Never discuss religion, politics or your meat preferences. This is what I have learned.

The ease of being a Vegetarian on this trip ebbs and flows. For some reason, over the last couple of weeks it’s been really tough. Lately, Ive wanted to disapear at meal times. I would prefer to be neither seen nor heard. That way I can eat without constant comments about what is on (or off) my plate. But sadly, as you break bread at least 3 times a day, food choices come up a lot. And what Im realizing is this:  It doesnt matter if youre keeping your veggie preferences to yourself, if everyone else at the table is eating a steak, and you are eating a salad…well, then you are a jerk.

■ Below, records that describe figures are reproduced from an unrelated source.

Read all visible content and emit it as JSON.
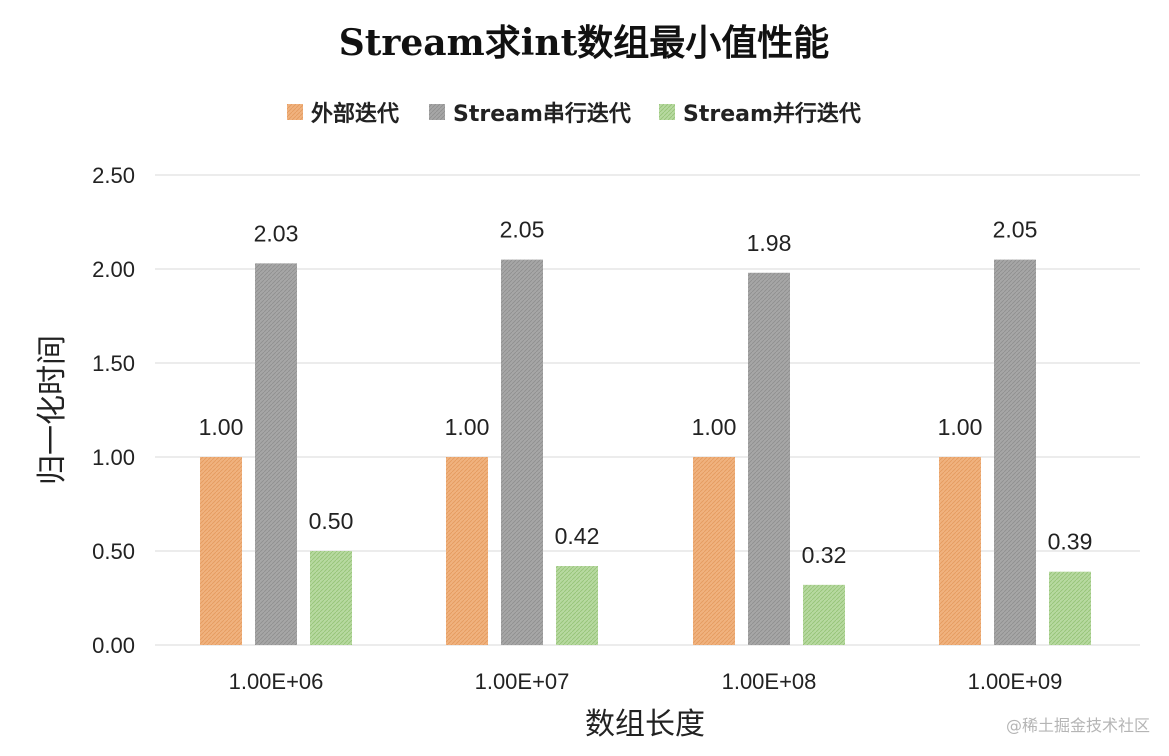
{
  "chart_data": {
    "type": "bar",
    "title": "Stream求int数组最小值性能",
    "xlabel": "数组长度",
    "ylabel": "归一化时间",
    "categories": [
      "1.00E+06",
      "1.00E+07",
      "1.00E+08",
      "1.00E+09"
    ],
    "series": [
      {
        "name": "外部迭代",
        "values": [
          1.0,
          1.0,
          1.0,
          1.0
        ],
        "color": "#f0b27e",
        "labels": [
          "1.00",
          "1.00",
          "1.00",
          "1.00"
        ]
      },
      {
        "name": "Stream串行迭代",
        "values": [
          2.03,
          2.05,
          1.98,
          2.05
        ],
        "color": "#a6a6a6",
        "labels": [
          "2.03",
          "2.05",
          "1.98",
          "2.05"
        ]
      },
      {
        "name": "Stream并行迭代",
        "values": [
          0.5,
          0.42,
          0.32,
          0.39
        ],
        "color": "#a9d18e",
        "labels": [
          "0.50",
          "0.42",
          "0.32",
          "0.39"
        ]
      }
    ],
    "ylim": [
      0,
      2.5
    ],
    "yticks": [
      "0.00",
      "0.50",
      "1.00",
      "1.50",
      "2.00",
      "2.50"
    ],
    "grid": true,
    "legend_position": "top"
  },
  "watermark": "@稀土掘金技术社区"
}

That’s not the case everywhere. There are certain places, where it is perfectly fine to be fancy free and vegetarian. It is not at all threatening to the meat eater that you choose to abstain. But that is not national rule of thumb. There are other places in the country where your lack of meat ingestion is a personal stain on the integrity of the dinner table, or the state. There are places where I have had to sit through long lectures about how the way I choose to eat is not right, how a friend used to be a vegetarian but then came to their senses, how other people love animals but they are willing to see “the truth”. Most of these comments are stemming from an already set opinion of Vegetarians…and now, of me. (Or so it feels…)  So any discussion, Ive found, is futile.

Why is it so controversial to be a Vegetarian? For those of you who know me, I dont make my vegetarianism a point of vibrant display. Mine is a personal choice — not something that I expect, or tell anyone else to follow. And yet, as of late, I have taken quite an unsolicited beating for my uninterest in meat, and Im getting tired.

Now I will say that there are those kind souls who are totally neutral and really dont care what I eat. And to those people, I thank you. You must realize that at almost every stop on the trip my food preferences come into question, and you, most likely, feel that I deserve a break too. But Ive also met a lot of other people: the ones who want to change me, who think I will grow out of this foolish idea of not wanting to kill animals, the ones who think I am pretentious to turn down any type of food when others dont have that choice. I know Im lucky to be able to make that choice. And I also know Im lucky not to be born a cow, pig or lamb. And come on…you wouldnt question someone’s religious beliefs if it resulted in diet restrictions (ie. Kosher, Hallal). Why question mine?

So I propose a truce: I will continue to not judge your meal of choice at dinner, and how ’bout you let me eat in peace as well? And we can talk about something else. Anything you want — just not religion or politics.